That dream was realized on May 5 when he was hired as the head coach of Hofstra University and it will really hit home in November when he coaches his first game with the Pride and sees North Carolina coach Roy Williams across the way trying to defeat him.

"Our first game is against North Carolina on national TV, so we better figure it out pretty quickly," Cassara said. "Roy Williams is a guy that has won a lot of games and will continue to win a lot of games and I'm just trying to win my first one."

The road to Hofstra was a strange one for Cassara, who twice in the last few months had been out of work.

He had been an assistant coach under Al Skinner at Boston College the last four years, but Skinner was dismissed and Cassara found himself looking for a job.

That search ended when Hofstra hired SUNY Potsdam alum Tim Welsh as its head coach on April 1 and Cassara joined his staff.

But then Welsh was charged with drunken driving in early May and resigned a few days later, again leaving Cassara wondering where his future in the game would be.

It turned out that in the short time he'd been on campus he'd made an impression and he was offered the job. He even had Lisbon native Rick Carlisle, the coach of the NBA's Dallas Mavericks, backing him for the position as he made a call to Hofstra's athletic director Jack Hayes on Cassara's behalf.

"It's really an unfortunate opportunity that I'm now the head coach at Hofstra," Cassara said, referring to Welsh's departure. "It's been a really, almost bizarre sequence. Two times in the last couple months I've been out of a job in a business that I've worked real hard to try and advance in.

"I learned at a young age to never quit on something that you really care about. I've dreamed about being a Division I head coach since I was a little guy, and was a player. I'm really looking forward to this opportunity. I just kept pushing ahead. Fortunately, I was in the right place at the right time."

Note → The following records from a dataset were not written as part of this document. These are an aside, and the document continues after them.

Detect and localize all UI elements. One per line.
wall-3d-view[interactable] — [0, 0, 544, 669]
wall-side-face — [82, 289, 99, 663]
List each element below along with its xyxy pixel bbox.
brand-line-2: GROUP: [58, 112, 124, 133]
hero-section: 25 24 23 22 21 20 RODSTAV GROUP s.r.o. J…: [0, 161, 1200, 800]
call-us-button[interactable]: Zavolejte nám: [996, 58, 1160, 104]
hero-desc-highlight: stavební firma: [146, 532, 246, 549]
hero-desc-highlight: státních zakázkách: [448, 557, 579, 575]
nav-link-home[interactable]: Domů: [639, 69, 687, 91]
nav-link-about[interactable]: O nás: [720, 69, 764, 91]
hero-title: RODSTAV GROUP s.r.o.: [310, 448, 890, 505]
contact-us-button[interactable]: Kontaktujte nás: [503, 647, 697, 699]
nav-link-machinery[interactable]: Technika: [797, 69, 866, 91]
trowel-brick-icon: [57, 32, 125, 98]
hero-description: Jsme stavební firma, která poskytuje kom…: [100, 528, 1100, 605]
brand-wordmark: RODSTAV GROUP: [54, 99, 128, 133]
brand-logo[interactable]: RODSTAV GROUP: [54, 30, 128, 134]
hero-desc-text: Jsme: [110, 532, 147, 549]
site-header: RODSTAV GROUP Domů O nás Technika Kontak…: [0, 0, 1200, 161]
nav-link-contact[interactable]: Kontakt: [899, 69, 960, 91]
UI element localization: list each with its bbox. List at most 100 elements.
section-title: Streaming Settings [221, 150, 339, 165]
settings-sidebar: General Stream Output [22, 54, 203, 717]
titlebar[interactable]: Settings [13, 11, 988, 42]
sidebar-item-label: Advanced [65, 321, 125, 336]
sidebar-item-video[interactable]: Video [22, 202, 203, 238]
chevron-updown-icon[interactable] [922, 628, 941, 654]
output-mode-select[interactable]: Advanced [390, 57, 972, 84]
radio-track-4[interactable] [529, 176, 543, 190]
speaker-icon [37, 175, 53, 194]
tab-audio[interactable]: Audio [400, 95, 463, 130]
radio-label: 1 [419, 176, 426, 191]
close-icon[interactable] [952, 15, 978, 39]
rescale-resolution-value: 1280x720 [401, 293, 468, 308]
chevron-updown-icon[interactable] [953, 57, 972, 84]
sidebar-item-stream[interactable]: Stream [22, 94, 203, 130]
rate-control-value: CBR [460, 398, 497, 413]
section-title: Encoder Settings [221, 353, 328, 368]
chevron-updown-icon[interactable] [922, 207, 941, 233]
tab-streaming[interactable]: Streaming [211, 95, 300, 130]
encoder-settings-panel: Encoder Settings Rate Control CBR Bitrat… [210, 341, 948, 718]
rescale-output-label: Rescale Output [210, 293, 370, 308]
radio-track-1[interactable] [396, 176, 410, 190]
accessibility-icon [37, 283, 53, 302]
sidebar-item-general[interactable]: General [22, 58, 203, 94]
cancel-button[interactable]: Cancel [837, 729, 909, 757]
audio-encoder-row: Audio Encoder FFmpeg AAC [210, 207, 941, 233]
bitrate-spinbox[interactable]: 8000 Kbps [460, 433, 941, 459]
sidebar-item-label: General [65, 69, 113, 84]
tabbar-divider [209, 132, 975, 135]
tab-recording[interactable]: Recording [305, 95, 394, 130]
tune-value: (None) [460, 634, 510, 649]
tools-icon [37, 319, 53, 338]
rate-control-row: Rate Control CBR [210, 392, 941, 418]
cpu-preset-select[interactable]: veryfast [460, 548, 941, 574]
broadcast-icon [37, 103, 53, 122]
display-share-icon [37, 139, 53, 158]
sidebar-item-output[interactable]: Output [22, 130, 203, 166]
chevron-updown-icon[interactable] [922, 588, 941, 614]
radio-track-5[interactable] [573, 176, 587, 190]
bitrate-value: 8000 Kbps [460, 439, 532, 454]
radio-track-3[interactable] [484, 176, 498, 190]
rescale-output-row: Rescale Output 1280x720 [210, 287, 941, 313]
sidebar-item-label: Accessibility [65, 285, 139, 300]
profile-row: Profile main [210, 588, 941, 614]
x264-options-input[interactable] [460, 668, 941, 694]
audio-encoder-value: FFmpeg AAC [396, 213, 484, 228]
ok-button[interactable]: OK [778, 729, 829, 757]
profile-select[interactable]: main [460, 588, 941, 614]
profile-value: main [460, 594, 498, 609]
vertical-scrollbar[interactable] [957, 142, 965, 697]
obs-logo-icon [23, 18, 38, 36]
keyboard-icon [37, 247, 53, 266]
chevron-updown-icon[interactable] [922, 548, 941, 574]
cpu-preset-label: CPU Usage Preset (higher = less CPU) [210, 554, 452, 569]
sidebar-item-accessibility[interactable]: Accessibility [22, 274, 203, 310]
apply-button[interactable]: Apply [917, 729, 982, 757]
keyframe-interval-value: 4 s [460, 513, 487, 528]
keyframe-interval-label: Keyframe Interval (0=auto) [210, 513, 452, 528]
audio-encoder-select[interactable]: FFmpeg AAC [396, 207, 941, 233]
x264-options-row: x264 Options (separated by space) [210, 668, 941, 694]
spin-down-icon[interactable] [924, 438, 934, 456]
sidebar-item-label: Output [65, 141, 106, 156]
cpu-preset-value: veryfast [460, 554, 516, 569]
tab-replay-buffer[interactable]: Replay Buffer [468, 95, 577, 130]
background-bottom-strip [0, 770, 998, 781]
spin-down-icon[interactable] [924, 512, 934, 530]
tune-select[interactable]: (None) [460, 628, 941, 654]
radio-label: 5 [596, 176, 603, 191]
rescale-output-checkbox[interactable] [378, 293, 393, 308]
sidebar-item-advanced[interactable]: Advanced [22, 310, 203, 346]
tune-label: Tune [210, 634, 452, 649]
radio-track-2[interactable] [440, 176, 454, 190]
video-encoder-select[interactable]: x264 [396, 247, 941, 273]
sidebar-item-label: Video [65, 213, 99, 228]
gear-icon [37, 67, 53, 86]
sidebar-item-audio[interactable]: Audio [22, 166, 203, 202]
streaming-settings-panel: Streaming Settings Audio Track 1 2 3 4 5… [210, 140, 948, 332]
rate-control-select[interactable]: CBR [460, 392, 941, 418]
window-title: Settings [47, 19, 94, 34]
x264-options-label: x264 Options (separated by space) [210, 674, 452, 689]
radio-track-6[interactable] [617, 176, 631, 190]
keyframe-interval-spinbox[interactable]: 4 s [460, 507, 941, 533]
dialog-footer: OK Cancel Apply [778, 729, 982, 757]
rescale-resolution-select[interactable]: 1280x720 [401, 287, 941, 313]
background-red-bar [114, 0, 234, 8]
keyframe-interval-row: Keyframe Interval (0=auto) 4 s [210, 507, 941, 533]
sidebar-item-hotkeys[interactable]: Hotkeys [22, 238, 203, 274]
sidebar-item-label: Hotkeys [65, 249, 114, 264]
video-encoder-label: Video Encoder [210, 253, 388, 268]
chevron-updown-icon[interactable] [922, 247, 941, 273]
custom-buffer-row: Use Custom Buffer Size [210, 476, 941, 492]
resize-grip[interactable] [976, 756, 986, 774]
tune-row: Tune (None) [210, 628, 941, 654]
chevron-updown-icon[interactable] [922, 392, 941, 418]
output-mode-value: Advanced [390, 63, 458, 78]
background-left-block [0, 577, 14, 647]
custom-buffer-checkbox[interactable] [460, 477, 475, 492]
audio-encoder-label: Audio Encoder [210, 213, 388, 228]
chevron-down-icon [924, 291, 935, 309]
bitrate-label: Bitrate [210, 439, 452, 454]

Cassara grew up in a coaching family as his dad, Rick, was St. Lawrence University's men's coach. He also cites former SLU coaches Bob Sheldon, Paul Evans and former Canton High School coach Gerry Hourihan as influences along with Welsh and Carlisle.

"I've been fortunate in my life to grow up around a lot of coaches and pull in things from a lot of different levels and a lot of different people," Cassara said. "I've also been fortunate through my career to work for different people and be a head coach at different times in a couple different places at a couple different levels. I draw form all those things now. I'm going to value all those experiences."

Cassara played for St. Lawrence and then spent one year as an assistant coach at Washington & Lee, followed by a year at The Citadel.

He was a prep school head coach at the Worcester Academy in Mass. from 1999-2003, compiling a 90-21 record. He spent a year as an assistant at Dayton College, then coached NCAA Division III Clark University in Mass., for two years before spending the last four years at BC.

The Pride went 19-15 a year ago and played in the College Basketball Invitational. The squad is led by Colonial Athletic Association Player of the Year Charles Jenkins, who averaged 20.6 points per game.

"I've inherited a very good team with very good kids," Cassara said. "We're going to play an exciting brand of basketball. We have terrific athletes and that's a credit to the coaches who were there before me. They left us with a lot of talent."